Soziale Gerechtigkeit beinhaltet im Kern die Vorstellung von der menschlichen Gleichheit aller, die unschwer auf den Schöpfungsdialog zurückgeführt werden kann, in dem die Gleichheit aller Geschöpfe als Geschöpfe bereits klar begründet erscheint. Die Erfahrung des Sozialen als des eigentlich Zwischenmenschlichen in Gemeinschaft und Gesellschaft gehört ebenso zur jüdischen Tradition wie die Einsicht in ihre Unvollkommenheit und ständige Verbesserungsfähigkeit. Judentum ist ein umfassender "Way of Life" im Streben nach sozialer Gerechtigkeit. Deshalb dient auch der geschärfte Blick für die Buchstaben, Worte und Sätze der Bibel zugleich immer der besseren Einsicht in die Elemente des Sozialen in Gemeinschaft und Gesellschaft, in Wirtschaft und Staat, die stets als verbesserungsfähig und daher veränderungswürdig erfahren werden, ja eigentlich überhaupt nur da sind, um verbessert zu werden. Judentum als umfassende Lebensform im Streben nach sozialer Gerechtigkeit ist eine Lebensweise, die idealtypisch in einer bestimmten Form von Verhalten besteht, nämlich in innovativem, wertrationalem, sozialem Handeln, was insofern immer mehr oder weniger revolutionär ist.

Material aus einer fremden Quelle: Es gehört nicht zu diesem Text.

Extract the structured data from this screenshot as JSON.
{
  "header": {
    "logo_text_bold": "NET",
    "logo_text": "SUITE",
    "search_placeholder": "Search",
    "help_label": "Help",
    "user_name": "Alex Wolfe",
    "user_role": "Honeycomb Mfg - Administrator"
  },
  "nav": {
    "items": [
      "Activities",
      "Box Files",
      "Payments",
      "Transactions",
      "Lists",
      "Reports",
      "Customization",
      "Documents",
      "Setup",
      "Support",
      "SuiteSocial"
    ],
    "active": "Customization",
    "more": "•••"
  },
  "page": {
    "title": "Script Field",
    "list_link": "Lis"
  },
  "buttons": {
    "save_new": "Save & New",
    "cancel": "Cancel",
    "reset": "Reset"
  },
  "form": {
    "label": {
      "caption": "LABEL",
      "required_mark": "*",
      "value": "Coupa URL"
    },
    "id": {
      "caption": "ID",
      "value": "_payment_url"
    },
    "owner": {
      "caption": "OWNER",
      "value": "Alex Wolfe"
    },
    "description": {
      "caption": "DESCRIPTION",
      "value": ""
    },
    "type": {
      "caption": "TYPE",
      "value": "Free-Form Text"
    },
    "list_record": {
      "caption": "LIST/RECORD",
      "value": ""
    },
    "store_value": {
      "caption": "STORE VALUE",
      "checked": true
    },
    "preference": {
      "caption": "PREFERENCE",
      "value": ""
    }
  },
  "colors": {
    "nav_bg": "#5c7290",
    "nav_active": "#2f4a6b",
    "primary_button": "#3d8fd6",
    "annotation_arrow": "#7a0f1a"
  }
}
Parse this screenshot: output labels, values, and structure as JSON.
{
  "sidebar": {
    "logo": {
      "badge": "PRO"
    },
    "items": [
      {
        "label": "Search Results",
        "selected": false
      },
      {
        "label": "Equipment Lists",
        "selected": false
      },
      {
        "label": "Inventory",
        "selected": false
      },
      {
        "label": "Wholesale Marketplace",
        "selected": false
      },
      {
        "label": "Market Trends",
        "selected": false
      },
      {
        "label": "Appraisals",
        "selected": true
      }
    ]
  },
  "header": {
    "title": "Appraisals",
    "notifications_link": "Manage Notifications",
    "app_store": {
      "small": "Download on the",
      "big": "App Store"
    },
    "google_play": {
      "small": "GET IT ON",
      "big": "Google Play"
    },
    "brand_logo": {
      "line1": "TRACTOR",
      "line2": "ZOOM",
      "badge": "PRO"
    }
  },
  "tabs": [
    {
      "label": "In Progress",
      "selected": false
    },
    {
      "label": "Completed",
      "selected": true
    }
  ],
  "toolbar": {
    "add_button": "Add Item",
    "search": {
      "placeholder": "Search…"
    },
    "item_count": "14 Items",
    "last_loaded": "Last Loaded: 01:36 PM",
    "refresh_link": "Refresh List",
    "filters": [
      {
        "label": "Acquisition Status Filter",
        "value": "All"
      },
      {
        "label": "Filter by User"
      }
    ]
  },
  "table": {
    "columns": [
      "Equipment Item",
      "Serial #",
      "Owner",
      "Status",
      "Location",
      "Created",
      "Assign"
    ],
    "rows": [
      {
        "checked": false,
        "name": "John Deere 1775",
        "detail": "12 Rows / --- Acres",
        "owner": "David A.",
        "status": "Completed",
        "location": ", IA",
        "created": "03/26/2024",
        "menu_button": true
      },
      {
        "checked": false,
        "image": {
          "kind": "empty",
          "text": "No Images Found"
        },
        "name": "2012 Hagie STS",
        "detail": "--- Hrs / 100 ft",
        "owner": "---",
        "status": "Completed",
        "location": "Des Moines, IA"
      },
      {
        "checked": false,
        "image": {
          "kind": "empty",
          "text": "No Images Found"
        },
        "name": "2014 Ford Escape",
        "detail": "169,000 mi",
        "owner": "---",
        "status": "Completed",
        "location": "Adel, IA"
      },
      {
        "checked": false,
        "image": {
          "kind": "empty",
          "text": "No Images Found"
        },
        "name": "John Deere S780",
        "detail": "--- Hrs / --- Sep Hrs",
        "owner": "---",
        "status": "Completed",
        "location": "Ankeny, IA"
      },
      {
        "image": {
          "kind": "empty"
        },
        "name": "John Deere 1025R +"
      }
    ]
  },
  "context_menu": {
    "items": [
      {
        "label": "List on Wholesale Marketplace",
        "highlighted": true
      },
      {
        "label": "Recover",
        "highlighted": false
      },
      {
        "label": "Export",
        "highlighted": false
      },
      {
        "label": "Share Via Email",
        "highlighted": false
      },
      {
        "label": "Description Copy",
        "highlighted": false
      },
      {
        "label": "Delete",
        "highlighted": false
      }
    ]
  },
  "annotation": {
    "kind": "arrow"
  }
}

Gerechtigkeit und somit Einung und Einheit der Welt sind alsdann in einem Handlungsprozeß voranzubringen, bestärkt durch jene einzigartige Philosophie der Hoffnung, - einem Grundwert des Judentums überhaupt -, der Hoffnung und Glaubensgewißheit nämlich, daß die bessere und in sich allseits geeinte und versöhnte Welt noch vor uns liegt, sich in aller Diesseitigkeit und daher in der Geschichte auf dieser Erde verwirklichen wird, und zwar durch nichts anderes als durch die gerechteren Taten der Menschen selbst.
Das bedeutet die Berufung des Menschen zum Mitvollender der Welt und damit auch zur globalen Verantwortung, nämlich im Bewußtsein der noch zu vollendenden Einung des Ganzen gemäß göttlicher Weisung, eine gerechtere, friedlichere, mitmenschlichere Weltordnung herbeiführen zu helfen, die vielleicht kein Begriff besser charakterisiert als "Schalom". Judentum ist eine Lebensform in Lebensgemeinschaft mit anderen im Streben nach sozialer Gerechtigkeit im Sinne eines sozialen Handelns, das auf einen allumfassenden, ewigen Frieden gerichtet ist.
Die darauf bezogene jüdische Hoffnung ist nicht wie jede andere, wie irgendeine rational begründete einzelne irdische Hoffnung: "Die messianische Hoffnung ist die grundlose Hoffnung", so Margarete Susman, "sie ist - als was sie mit dem steigenden Elend des Exils, der Diaspora, des Ghetto, immer deutlicher sich enthüllt - eine aller Wirklichkeit entgegenstehende, eine vollkommen paradoxe." Die Verheißung der Propheten liegt noch vor uns und ist "der Schlüssel für das seltsame Rätsel, daß der Jude als der Mensch der gesetzestreue, der konservative Mensch schlechthin, zugleich der eigentlich revolutionäre, radikale, der reine Mensch der Zukunft ist. Alle Propheten waren revolutionäre Menschen in tiefstem Sinne, Menschen der Zukunft, der Idee, sprengende, vorwärtstreibende, erweckende Menschen." (Margarete Susman, Vom Geheimnis der Freiheit. Darmstadt u. Zürich 1965, S. 116 u. 139)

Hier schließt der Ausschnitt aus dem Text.